Ich würde gerne die Economiesuisse und Gerhard Schwarz sehen, wie sie ins Schwitzen geraten, wenn sie solche Verteilungen von Vermögen und Einkommen mit “Leistungsgerechtigkeit” zu erklären versuchen. In einer äusserst rollenteiligen Wirtschaft ist es schwierig den Leistungsbeitrag eines Einzelnen zu definieren und erst recht zu messen. Deshalb ist es verständlicherweise simpler, einfach zu proklamieren, dass solche Einkommens- und Vermögensverhältnisse das Ergebniss von der Leistung eines jeden einzelnen ist und demnach gerecht. Diese Haltung lässt eine distributive Marktkritik gar nicht erst zu und mit einer solchen Perspektive sind Redistributionen über Steuern, die extrem ungleiche Ausgangsverteilungen leicht korrigieren, natürlich stossend.

Dann wird auch verständlich wieso in der politischen Debatte auf der rechten Seite die Meinung vorherrscht: „Alle Profitieren von den Reichen“ – wie Gerhard Schwarz weiter die Ergebnisse der Steuerstudie bewertet.

Angesichts der beschriebenen Ausgangsverteilungen und dem Faktum, dass die Wirtschaft seit Jahren boomt und die Reallöhne seit über 10 Jahren nicht gestiegen sind, ist diese Interpretation mehr als fragwürdig.

Je unklarer es ist, welchen Beitrag der Einzelne in einer arbeitsteiligen Gesellschaft zur gesamtwirtschaftlichen Produktion beiträgt, desto klarer müssen politische Verteilungsziele sein.

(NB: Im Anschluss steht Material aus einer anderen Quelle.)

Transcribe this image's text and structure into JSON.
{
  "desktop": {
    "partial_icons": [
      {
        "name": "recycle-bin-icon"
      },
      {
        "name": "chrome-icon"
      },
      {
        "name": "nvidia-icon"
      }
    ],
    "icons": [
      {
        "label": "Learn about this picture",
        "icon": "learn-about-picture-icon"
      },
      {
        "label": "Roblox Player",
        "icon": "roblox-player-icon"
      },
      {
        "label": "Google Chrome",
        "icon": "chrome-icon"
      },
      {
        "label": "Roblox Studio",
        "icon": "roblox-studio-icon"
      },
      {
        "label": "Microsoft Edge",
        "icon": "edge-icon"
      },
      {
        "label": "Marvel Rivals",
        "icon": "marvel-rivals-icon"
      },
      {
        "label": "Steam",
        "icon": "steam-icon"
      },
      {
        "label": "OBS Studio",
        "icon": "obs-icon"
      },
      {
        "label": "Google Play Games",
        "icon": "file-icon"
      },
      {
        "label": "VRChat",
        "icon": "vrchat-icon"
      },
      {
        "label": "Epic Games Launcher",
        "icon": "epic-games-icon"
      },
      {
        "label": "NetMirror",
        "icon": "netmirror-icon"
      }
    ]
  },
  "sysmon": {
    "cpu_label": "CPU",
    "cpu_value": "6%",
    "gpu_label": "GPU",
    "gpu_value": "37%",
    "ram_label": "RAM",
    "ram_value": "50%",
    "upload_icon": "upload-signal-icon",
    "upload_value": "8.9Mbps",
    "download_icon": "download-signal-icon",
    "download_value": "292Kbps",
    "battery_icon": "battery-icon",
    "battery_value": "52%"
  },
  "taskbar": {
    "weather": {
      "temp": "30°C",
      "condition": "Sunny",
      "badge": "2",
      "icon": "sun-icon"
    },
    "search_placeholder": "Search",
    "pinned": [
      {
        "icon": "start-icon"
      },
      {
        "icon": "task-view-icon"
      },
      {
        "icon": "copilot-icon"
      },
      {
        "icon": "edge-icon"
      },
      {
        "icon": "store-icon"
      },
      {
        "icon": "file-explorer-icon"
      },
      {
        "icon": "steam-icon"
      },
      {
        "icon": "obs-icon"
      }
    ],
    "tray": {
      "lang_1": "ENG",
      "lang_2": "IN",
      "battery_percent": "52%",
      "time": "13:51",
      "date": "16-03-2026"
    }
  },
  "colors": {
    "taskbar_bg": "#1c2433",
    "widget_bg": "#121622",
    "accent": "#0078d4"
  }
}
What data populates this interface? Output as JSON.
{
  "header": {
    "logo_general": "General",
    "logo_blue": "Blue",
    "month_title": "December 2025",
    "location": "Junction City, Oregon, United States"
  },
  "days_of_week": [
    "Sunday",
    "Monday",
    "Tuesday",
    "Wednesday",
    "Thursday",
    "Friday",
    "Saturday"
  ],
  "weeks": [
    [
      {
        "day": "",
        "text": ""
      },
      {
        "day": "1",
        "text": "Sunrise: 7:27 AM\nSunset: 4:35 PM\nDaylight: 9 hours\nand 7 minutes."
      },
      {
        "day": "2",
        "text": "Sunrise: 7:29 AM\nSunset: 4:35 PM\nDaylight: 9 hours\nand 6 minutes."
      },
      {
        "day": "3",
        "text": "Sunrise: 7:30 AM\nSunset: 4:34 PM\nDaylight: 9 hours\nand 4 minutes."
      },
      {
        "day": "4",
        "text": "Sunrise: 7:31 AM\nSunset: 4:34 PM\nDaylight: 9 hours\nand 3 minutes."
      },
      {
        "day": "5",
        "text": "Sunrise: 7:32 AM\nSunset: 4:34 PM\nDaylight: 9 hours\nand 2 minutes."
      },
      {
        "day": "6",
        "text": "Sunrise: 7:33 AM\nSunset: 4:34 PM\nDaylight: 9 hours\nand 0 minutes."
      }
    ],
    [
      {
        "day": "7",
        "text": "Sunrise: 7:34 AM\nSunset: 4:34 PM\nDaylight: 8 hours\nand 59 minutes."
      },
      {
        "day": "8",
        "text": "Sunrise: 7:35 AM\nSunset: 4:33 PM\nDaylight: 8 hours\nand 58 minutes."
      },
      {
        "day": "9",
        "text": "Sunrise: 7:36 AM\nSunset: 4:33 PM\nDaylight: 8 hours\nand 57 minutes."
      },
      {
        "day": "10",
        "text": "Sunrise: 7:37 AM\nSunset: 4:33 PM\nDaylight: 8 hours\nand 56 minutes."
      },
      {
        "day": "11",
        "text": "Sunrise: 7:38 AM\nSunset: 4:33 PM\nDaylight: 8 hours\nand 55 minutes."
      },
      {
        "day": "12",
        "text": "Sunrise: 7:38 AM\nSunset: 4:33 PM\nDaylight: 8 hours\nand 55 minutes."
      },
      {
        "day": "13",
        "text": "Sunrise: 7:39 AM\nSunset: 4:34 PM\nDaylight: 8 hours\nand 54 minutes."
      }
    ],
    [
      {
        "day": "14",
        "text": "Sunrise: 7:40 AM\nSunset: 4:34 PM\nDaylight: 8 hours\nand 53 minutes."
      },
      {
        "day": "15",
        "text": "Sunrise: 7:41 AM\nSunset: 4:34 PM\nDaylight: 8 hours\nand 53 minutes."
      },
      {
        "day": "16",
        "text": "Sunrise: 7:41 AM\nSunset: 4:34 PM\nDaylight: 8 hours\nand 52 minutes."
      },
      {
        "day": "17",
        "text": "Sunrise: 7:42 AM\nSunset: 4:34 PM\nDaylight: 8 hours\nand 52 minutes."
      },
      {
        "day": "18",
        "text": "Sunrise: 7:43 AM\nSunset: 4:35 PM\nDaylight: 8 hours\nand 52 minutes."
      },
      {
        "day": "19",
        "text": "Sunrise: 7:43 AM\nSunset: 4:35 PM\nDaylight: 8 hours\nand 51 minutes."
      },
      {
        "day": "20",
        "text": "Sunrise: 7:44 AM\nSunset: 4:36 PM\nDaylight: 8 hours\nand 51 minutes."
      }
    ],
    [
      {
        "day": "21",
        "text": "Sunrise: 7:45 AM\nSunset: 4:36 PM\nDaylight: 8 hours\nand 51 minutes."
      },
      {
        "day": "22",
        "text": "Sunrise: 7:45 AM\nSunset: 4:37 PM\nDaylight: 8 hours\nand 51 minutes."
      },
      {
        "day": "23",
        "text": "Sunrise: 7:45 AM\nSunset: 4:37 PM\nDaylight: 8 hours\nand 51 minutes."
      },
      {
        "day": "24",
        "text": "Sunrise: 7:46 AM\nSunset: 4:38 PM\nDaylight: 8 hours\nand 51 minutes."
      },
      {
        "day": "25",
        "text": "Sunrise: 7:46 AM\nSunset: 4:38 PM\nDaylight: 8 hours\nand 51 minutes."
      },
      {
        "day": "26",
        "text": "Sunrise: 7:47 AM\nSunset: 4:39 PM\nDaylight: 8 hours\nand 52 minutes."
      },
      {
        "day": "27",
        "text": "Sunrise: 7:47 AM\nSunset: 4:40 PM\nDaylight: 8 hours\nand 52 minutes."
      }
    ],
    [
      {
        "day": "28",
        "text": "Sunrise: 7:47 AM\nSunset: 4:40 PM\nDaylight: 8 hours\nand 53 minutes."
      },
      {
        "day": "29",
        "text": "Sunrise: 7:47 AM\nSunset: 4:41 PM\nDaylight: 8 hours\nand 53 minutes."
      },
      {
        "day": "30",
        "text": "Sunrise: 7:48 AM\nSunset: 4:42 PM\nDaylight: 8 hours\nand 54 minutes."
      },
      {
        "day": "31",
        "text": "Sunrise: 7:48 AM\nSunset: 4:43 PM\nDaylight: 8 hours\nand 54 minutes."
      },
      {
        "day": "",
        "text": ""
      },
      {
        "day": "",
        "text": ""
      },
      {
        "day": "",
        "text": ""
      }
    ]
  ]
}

Aber nein. Die Gewerkschaften müssen den Bedarf an Minimallöhnen mühsamst legitimieren und begründen wieso die Arbeitnehmer auf der untersten Stufe der Leiter diese verdient hätten. Sozialhilfeempfänger müssen über jeden Franken und jeden Bedarf Rechenschaft ablegen. Jede steuerliche Redisitribution wird öffentlich debattiert und immer häufiger zum gnädigen Akt der Reichen erklärt, denen wir dankbar zu sein haben.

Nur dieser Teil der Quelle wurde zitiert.